Similar to after the end of World War II and the end of the Cold War, we are now experiencing a third major tectonic shift that will reshape the global economy. With Russia’s invasion of an independent and sovereign Ukraine, we are seeing the reality of great-power conflict (and rivalry) in the 21st century. From Moscow, Russia’s Putin wants to weaken the postwar liberal international world order; and from Beijing, China’s Xi continues to subvert Western interests. Meanwhile, we are still suffering from the lingering effects of the pandemic and strong populist movements putting pressures on democratic institutions.

We live in an age of disruption, in which everything that connects us globally can also be used to disrupt us. To meet the challenges of the day, “resilience” will need to become more than just a buzzword, but rather a strategy to deal with disruptions to globalization without becoming protectionist. Hopefully, when G7 leaders meet later this month and when the next TTC Ministerial Meeting is held in the United States before the end of the year, leaders will take this to heart.

LONG STORY SHORT:

  • 100 Billion for the Bundeswehr: The governing coalition has agreed with the opposition CDU on a 100 billion euro special fund for Germany’s notoriously ill-equipped military. The package requires an amendment to Germany’s Basic Law as it would exceed the constitutional debt brake provision. With support of the CDU, the proposed law passed with the necessary two-thirds majority on Friday.
  • Mona Lisa Cake Attack: This incident may not be earth-shattering, but it is rather amusing. A man dressed as an elderly woman in a wheelchair was apprehended this week after throwing a cake at the Mona Lisa in Paris.
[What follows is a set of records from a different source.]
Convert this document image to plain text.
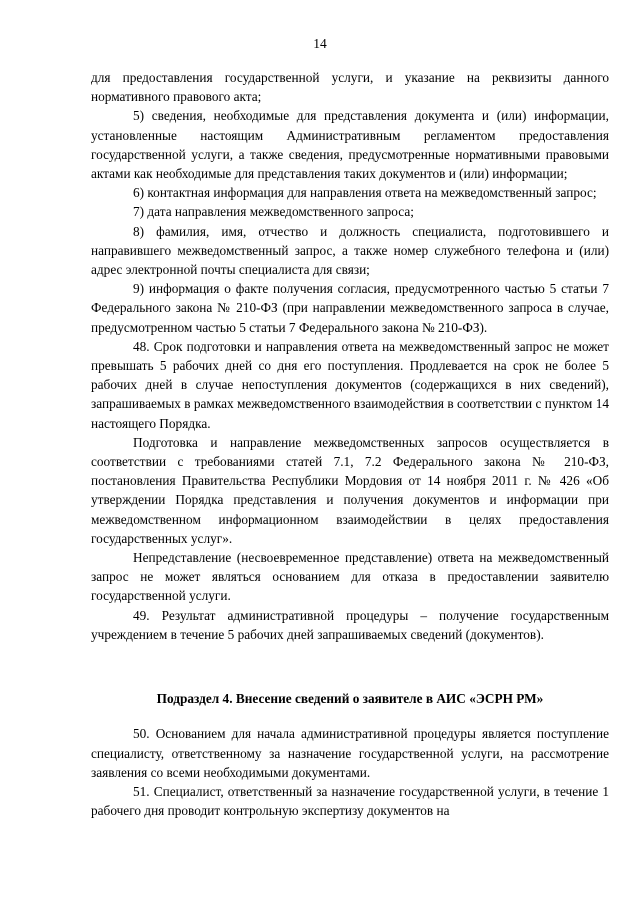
14

для предоставления государственной услуги, и указание на реквизиты данного нормативного правового акта;

5) сведения, необходимые для представления документа и (или) информации, установленные настоящим Административным регламентом предоставления государственной услуги, а также сведения, предусмотренные нормативными правовыми актами как необходимые для представления таких документов и (или) информации;

6) контактная информация для направления ответа на межведомственный запрос;

7) дата направления межведомственного запроса;

8) фамилия, имя, отчество и должность специалиста, подготовившего и направившего межведомственный запрос, а также номер служебного телефона и (или) адрес электронной почты специалиста для связи;

9) информация о факте получения согласия, предусмотренного частью 5 статьи 7 Федерального закона № 210-ФЗ (при направлении межведомственного запроса в случае, предусмотренном частью 5 статьи 7 Федерального закона № 210-ФЗ).

48. Срок подготовки и направления ответа на межведомственный запрос не может превышать 5 рабочих дней со дня его поступления. Продлевается на срок не более 5 рабочих дней в случае непоступления документов (содержащихся в них сведений), запрашиваемых в рамках межведомственного взаимодействия в соответствии с пунктом 14 настоящего Порядка.

Подготовка и направление межведомственных запросов осуществляется в соответствии с требованиями статей 7.1, 7.2 Федерального закона № 210-ФЗ, постановления Правительства Республики Мордовия от 14 ноября 2011 г. № 426 «Об утверждении Порядка представления и получения документов и информации при межведомственном информационном взаимодействии в целях предоставления государственных услуг».

Непредставление (несвоевременное представление) ответа на межведомственный запрос не может являться основанием для отказа в предоставлении заявителю государственной услуги.

49. Результат административной процедуры – получение государственным учреждением в течение 5 рабочих дней запрашиваемых сведений (документов).

Подраздел 4. Внесение сведений о заявителе в АИС «ЭСРН РМ»

50. Основанием для начала административной процедуры является поступление специалисту, ответственному за назначение государственной услуги, на рассмотрение заявления со всеми необходимыми документами.

51. Специалист, ответственный за назначение государственной услуги, в течение 1 рабочего дня проводит контрольную экспертизу документов на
The suspect is allegedly a climate activist, although the connection to cake and Da Vinci has so far eluded us.
  • Minimum Wage Hike: The Bundestag has decided on Friday to raise the minimum wage from under 10 to 12 euros per hour from the beginning of October. According to Labor Minister Hubertus Heil, this would put more money on the pockets of over 6 million wage earners. The move is widely regarded as an attempt by the government to counteract inflation; critics call it a drop in the bucket.

WHAT’S ON OUR MINDS

By Anna, Senior Consultant

ALL ABOARD

As a reaction to the Ukraine war, the German cabinet in late Marchdecided on a package of relief measures, kind of a cushion addressing the rising energy and gas prices. One of the measures: the 9-Euro-Ticket, which allows you to use the public transportation in the whole of Germany, for a rather symbolic price. Awesome, right?

Well, yes, overall. Just some thoughts:

  1. The duration is restricted to three months. The intention behind this was to water down the higher energy prices, so why let it end before they hit hardest in autumn and winter?
  2. 9 Euros. German Rail claims to have sold 7 million tickets so far, 63 million euros. The cost of this whole endeavor is being estimated at around 4 billion. Why not make it free? I am pretty sure, the cost for implementing the system and selling will offset the revenue.
  3. German Rail, an already hopelessly overwhelmed enterprise, rarely manage to get their trains on time anywhere. Allowing everyone to use many of their services for free, without first taking care of the corresponding offering…

But I don’t wanna be the party pooper. Public transportation is good for the environment and might convince some car users to abstain from their beloved vehicle…for three months at least. Now the only thing left to worry about are the people living on Sylt, who are terrified of hordes of Germans getting on a train and invading their beautiful North Sea island over Pentecost weekend.